“Ogni anno la nostra Odontoiatria accoglie numerosi bambini che necessitano di cure specialistiche, molti dei quali presentano bisogni assistenziali complessi. Per loro e per le loro famiglie è fondamentale poter contare su un ambiente che sappia ridurre l’ansia, favorire la collaborazione e costruire un rapporto di fiducia con gli operatori sanitari”.
È così – spiega Augusto Parolini che coordina al San Gerardo l’attività dei pazienti con bisogni speciali – che è nato Dino, o meglio Gerardino, il personaggio che da pochi giorni accompagna i piccolo pazienti dai dentisti della Fondazione Irccs per aiutarli a non avere paura.

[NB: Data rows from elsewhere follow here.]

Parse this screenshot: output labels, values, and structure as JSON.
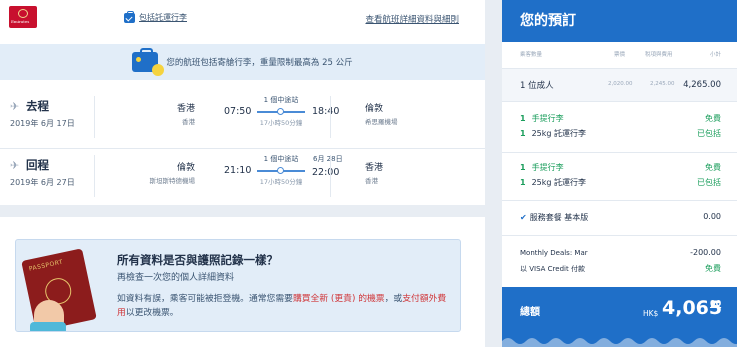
{
  "airline": {
    "logo_text": "Emirates"
  },
  "top_links": {
    "baggage_included": "包括託運行李",
    "flight_details": "查看航班詳細資料與細則"
  },
  "notice": {
    "text": "您的航班包括寄艙行李，重量限制最高為 25 公斤"
  },
  "flights": [
    {
      "direction": "去程",
      "date": "2019年 6月 17日",
      "from_city": "香港",
      "from_airport": "香港",
      "dep_time": "07:50",
      "stops": "1 個中途站",
      "duration": "17小時50分鐘",
      "arr_time": "18:40",
      "next_day": "",
      "to_city": "倫敦",
      "to_airport": "希思羅機場"
    },
    {
      "direction": "回程",
      "date": "2019年 6月 27日",
      "from_city": "倫敦",
      "from_airport": "斯坦斯特德機場",
      "dep_time": "21:10",
      "stops": "1 個中途站",
      "duration": "17小時50分鐘",
      "arr_time": "22:00",
      "next_day": "6月 28日",
      "to_city": "香港",
      "to_airport": "香港"
    }
  ],
  "passport": {
    "title": "所有資料是否與護照記錄一樣？",
    "subtitle": "再檢查一次您的個人詳細資料",
    "body_1": "如資料有誤，乘客可能被拒登機。通常您需要",
    "body_red_1": "購買全新 (更貴) 的機票",
    "body_2": "，或",
    "body_red_2": "支付額外費用",
    "body_3": "以更改機票。",
    "image_text": "PASSPORT"
  },
  "booking": {
    "title": "您的預訂",
    "col_passengers": "乘客數量",
    "col_fare": "票價",
    "col_tax": "稅項與費用",
    "col_subtotal": "小計",
    "adult_label": "1 位成人",
    "fare": "2,020.00",
    "tax": "2,245.00",
    "subtotal": "4,265.00",
    "bags": [
      {
        "carry_qty": "1",
        "carry_label": "手提行李",
        "carry_value": "免費",
        "check_qty": "1",
        "check_label": "25kg 託運行李",
        "check_value": "已包括"
      },
      {
        "carry_qty": "1",
        "carry_label": "手提行李",
        "carry_value": "免費",
        "check_qty": "1",
        "check_label": "25kg 託運行李",
        "check_value": "已包括"
      }
    ],
    "service_label": "服務套餐 基本版",
    "service_value": "0.00",
    "deal_label": "Monthly Deals: Mar",
    "deal_value": "-200.00",
    "visa_label": "以 VISA Credit 付款",
    "visa_value": "免費",
    "total_label": "總額",
    "currency": "HK$",
    "total_amount": "4,065",
    "total_decimal": "00"
  },
  "colors": {
    "primary_blue": "#1f6fc8",
    "green": "#1b9e5c",
    "red": "#d0373a",
    "light_blue": "#e2edf8"
  }
}
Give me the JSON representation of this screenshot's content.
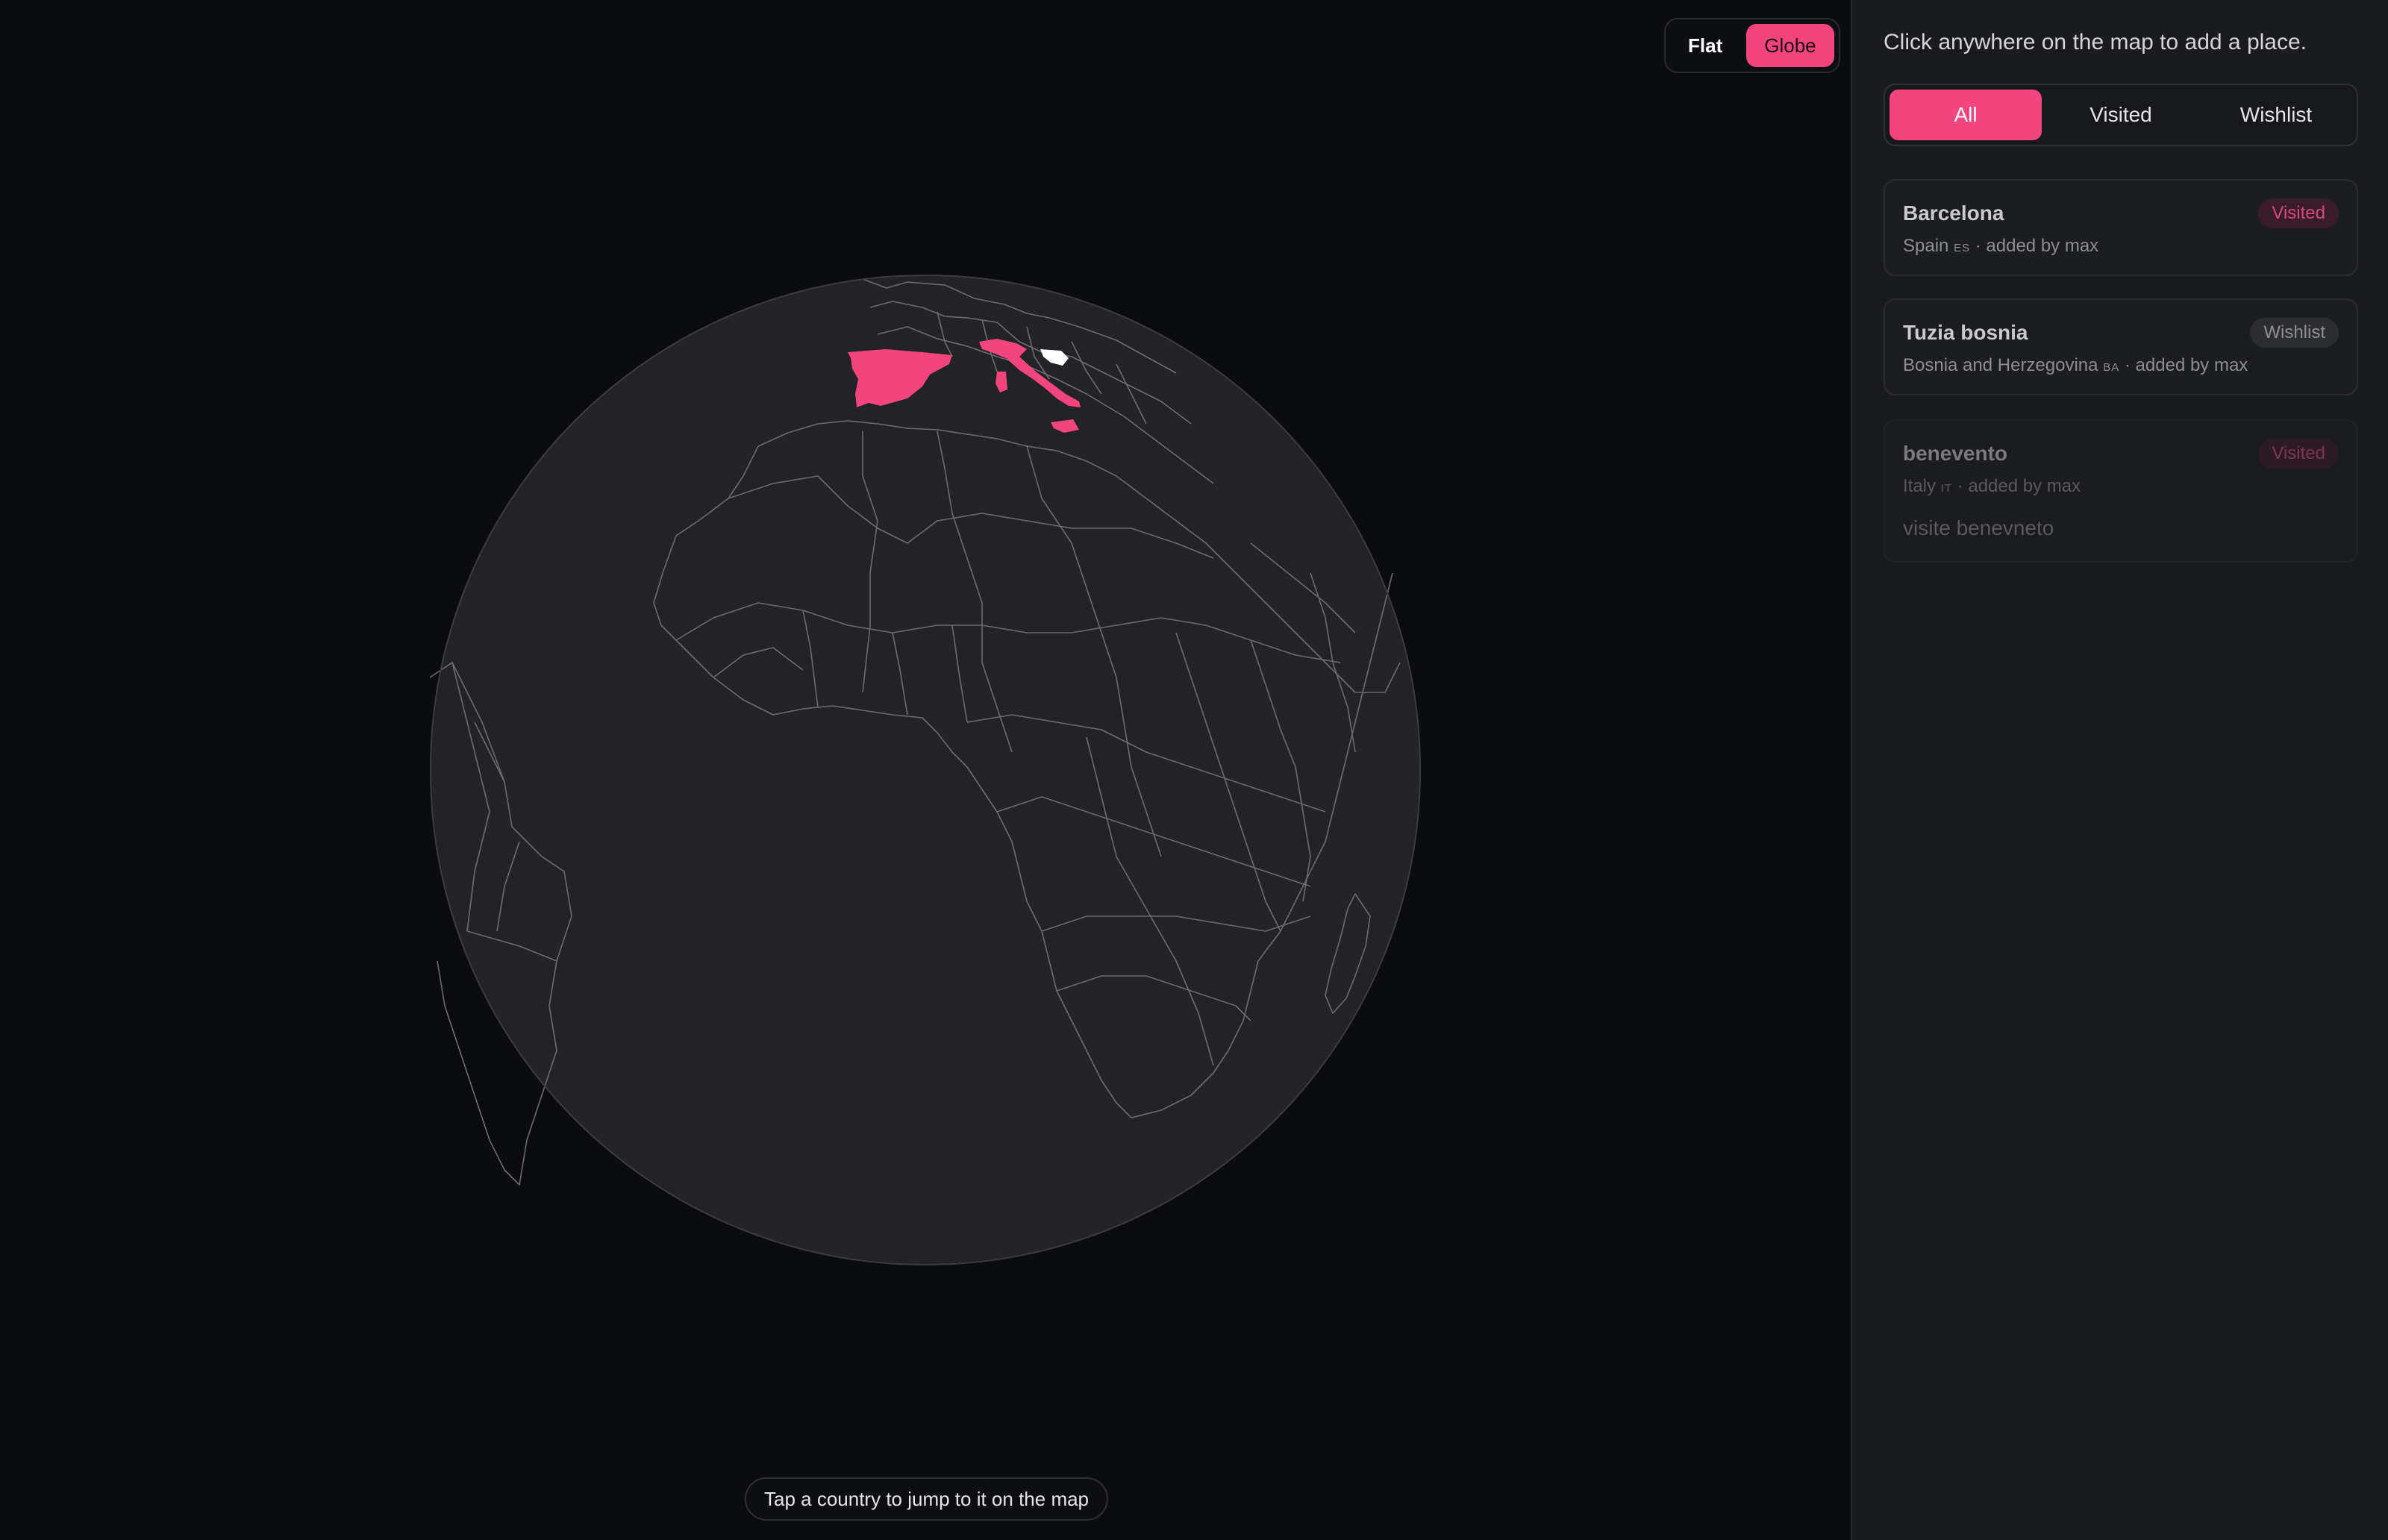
{
  "map": {
    "view_toggle": {
      "flat_label": "Flat",
      "globe_label": "Globe",
      "active": "Globe"
    },
    "hint": "Tap a country to jump to it on the map",
    "highlighted_countries": [
      "Spain",
      "Italy",
      "Bosnia and Herzegovina"
    ],
    "colors": {
      "visited": "#f2457d",
      "wishlist": "#ffffff",
      "land": "#232327",
      "glow": "#c8173c"
    }
  },
  "sidebar": {
    "hint": "Click anywhere on the map to add a place.",
    "filters": [
      {
        "label": "All",
        "active": true
      },
      {
        "label": "Visited",
        "active": false
      },
      {
        "label": "Wishlist",
        "active": false
      }
    ],
    "places": [
      {
        "name": "Barcelona",
        "country": "Spain",
        "code": "ES",
        "added_by": "· added by max",
        "status": "Visited",
        "note": ""
      },
      {
        "name": "Tuzia bosnia",
        "country": "Bosnia and Herzegovina",
        "code": "BA",
        "added_by": "· added by max",
        "status": "Wishlist",
        "note": ""
      },
      {
        "name": "benevento",
        "country": "Italy",
        "code": "IT",
        "added_by": "· added by max",
        "status": "Visited",
        "note": "visite benevneto"
      }
    ]
  }
}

Ospedale di Monza: Dino arriva dal dentista, l’ultimo progetto della clinica odontoiatrica diretta da Marco Baldoni
È l’ultimo progetto della clinica odontoiatrica diretta da Marco Baldoni, realizzato grazie ad Abio, l’Associazione per il bambino in ospedale. «Questo nuovo percorso rappresenta un importante passo avanti nell’umanizzazione delle cure, migliorando l’esperienza del paziente senza rinunciare all’eccellenza clinica che caratterizza il nostro istituto», ha aggiunto Parolini.

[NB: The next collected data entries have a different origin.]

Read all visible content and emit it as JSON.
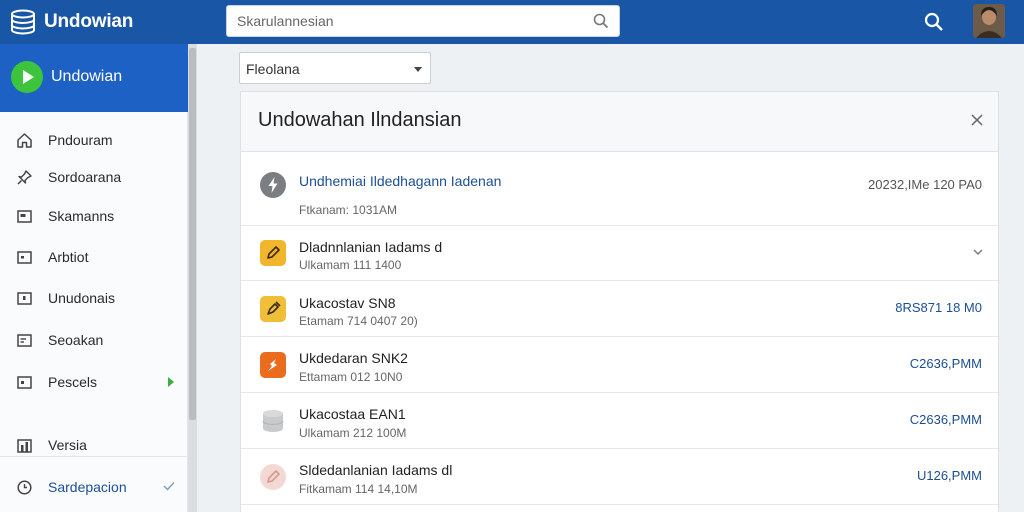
{
  "app": {
    "name": "Undowian"
  },
  "search": {
    "placeholder": "Skarulannesian"
  },
  "sidebar": {
    "header": "Undowian",
    "items": [
      {
        "label": "Pndouram",
        "icon": "home-icon"
      },
      {
        "label": "Sordoarana",
        "icon": "pin-icon"
      },
      {
        "label": "Skamanns",
        "icon": "inbox-icon"
      },
      {
        "label": "Arbtiot",
        "icon": "document-icon"
      },
      {
        "label": "Unudonais",
        "icon": "archive-icon"
      },
      {
        "label": "Seoakan",
        "icon": "note-icon"
      },
      {
        "label": "Pescels",
        "icon": "calendar-icon"
      }
    ],
    "bottom_items": [
      {
        "label": "Versia",
        "icon": "chart-icon"
      },
      {
        "label": "Sardepacion",
        "icon": "clock-icon"
      }
    ]
  },
  "filter": {
    "selected": "Fleolana"
  },
  "panel": {
    "title": "Undowahan Ilndansian",
    "rows": [
      {
        "title": "Undhemiai Ildedhagann Iadenan",
        "sub": "Ftkanam: 1031AM",
        "right": "20232,IMe 120 PA0",
        "icon": "bolt-icon"
      },
      {
        "title": "Dladnnlanian Iadams d",
        "sub": "Ulkamam 111 1400",
        "right": "",
        "icon": "pencil-icon"
      },
      {
        "title": "Ukacostav SN8",
        "sub": "Etamam 714 0407 20)",
        "right": "8RS871 18 M0",
        "icon": "pen-tool-icon"
      },
      {
        "title": "Ukdedaran SNK2",
        "sub": "Ettamam 012 10N0",
        "right": "C2636,PMM",
        "icon": "bolt-icon"
      },
      {
        "title": "Ukacostaa EAN1",
        "sub": "Ulkamam 212 100M",
        "right": "C2636,PMM",
        "icon": "database-icon"
      },
      {
        "title": "Sldedanlanian Iadams dl",
        "sub": "Fitkamam 114 14,10M",
        "right": "U126,PMM",
        "icon": "pencil-icon"
      }
    ]
  },
  "colors": {
    "topbar": "#1a56a6",
    "sidebar_header": "#1d61c4",
    "accent_green": "#3cc43c",
    "link_blue": "#1d4f93"
  }
}
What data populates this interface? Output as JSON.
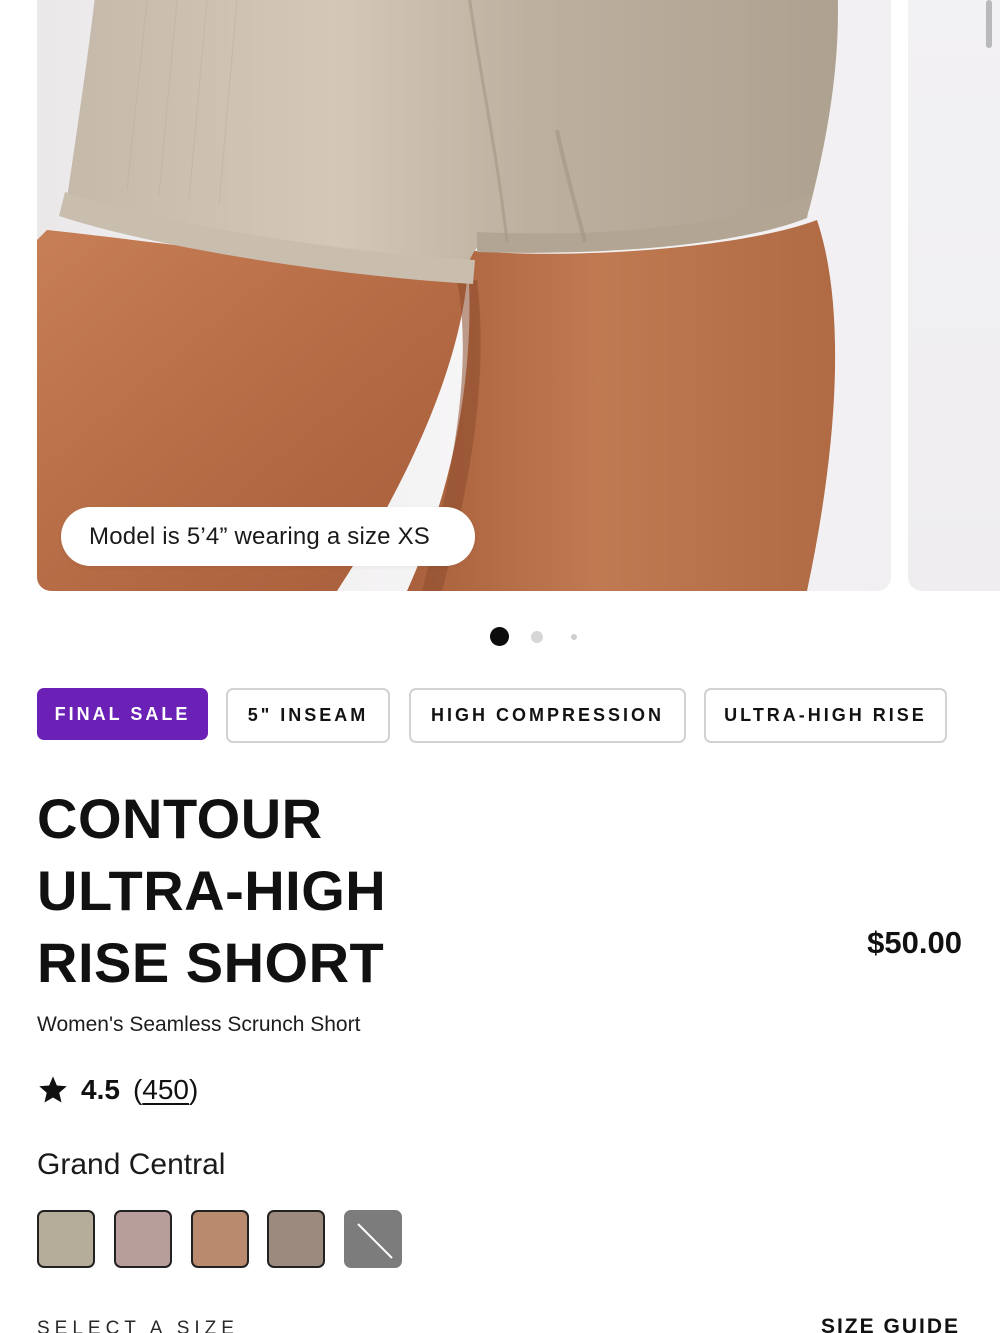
{
  "gallery": {
    "model_caption": "Model is 5’4” wearing a size XS",
    "current_slide": 1,
    "total_slides": 3
  },
  "tags": {
    "final_sale": "FINAL SALE",
    "inseam": "5\" INSEAM",
    "compression": "HIGH COMPRESSION",
    "rise": "ULTRA-HIGH RISE",
    "final_sale_color": "#6b21b6"
  },
  "product": {
    "title_line1": "CONTOUR",
    "title_line2": "ULTRA-HIGH",
    "title_line3": "RISE SHORT",
    "price": "$50.00",
    "subtitle": "Women's Seamless Scrunch Short"
  },
  "rating": {
    "value": "4.5",
    "open_paren": "(",
    "count": "450",
    "close_paren": ")"
  },
  "color": {
    "selected_name": "Grand Central",
    "swatches": [
      {
        "name": "swatch-1",
        "hex": "#b5ad9a"
      },
      {
        "name": "swatch-2",
        "hex": "#b89e9a"
      },
      {
        "name": "swatch-3",
        "hex": "#b98a6e"
      },
      {
        "name": "swatch-4",
        "hex": "#9c8a7e"
      },
      {
        "name": "swatch-5-unavailable",
        "hex": "#7c7c7c"
      }
    ]
  },
  "size": {
    "select_label": "SELECT A SIZE",
    "guide_label": "SIZE GUIDE"
  }
}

Dino, neanche a dirlo, un dinosauro “dal sorriso contagioso, che i bambini hanno imparato a conoscere al centro prelievi pediatrico – racconta l’ospedale universitario – Questa volta, però, Dino ha un piccolo problema: non ha saputo resistere a troppe caramelle e ora sente un fastidioso mal di denti. Seduto in sala d’attesa con una mano sulla guancia, scopre insieme ai bambini che prendersi cura del proprio sorriso è importante e che il dentista non fa paura. Poco dopo arriva un’infermiera che, con gentilezza e un sorriso, accompagna Dino nel suo percorso di cura”.
Ospedale di Monza: Dino arriva dal dentista, la sua storia inizia al centro prelievi
Le decorazioni sono state realizzate da Claudia Chinaglia. «Attraverso la storia di Dino – sottolinea Susanna Bocceda, presidente di Abio Brianza – la visita odontoiatrica si trasforma da momento temuto a esperienza educativa e positiva, nella quale ogni bambino può sentirsi accolto, compreso e protagonista del proprio percorso di cura. Perché prendersi cura del sorriso significa, prima di tutto, prendersi cura della persona. Per questo motivo abbiamo accolto favorevolmente la richiesta della clinica odontoiatrica per migliorare sensibilmente l’accoglienza dei bambini».
Per il presidente dell’Irccs Claudio Cogliati «prendersi cura del sorriso significa, prima di tutto, prendersi cura della persona. Per questo motivo abbiamo accolto favorevolmente la richiesta della clinica». L’intervento «si inserisce nel più ampio percorso di attenzione della Fondazione verso i pazienti più fragili, in particolare dei bambini e testimonia l’impegno nel promuovere un’assistenza sempre più inclusiva, accessibile e personalizzata».
L’attività nella clinica odontoiatrica, segnala la direzione ospedaliera, ha avuto uno aumento dell’11 per cento nel 2025 rispetto agli anni precedenti.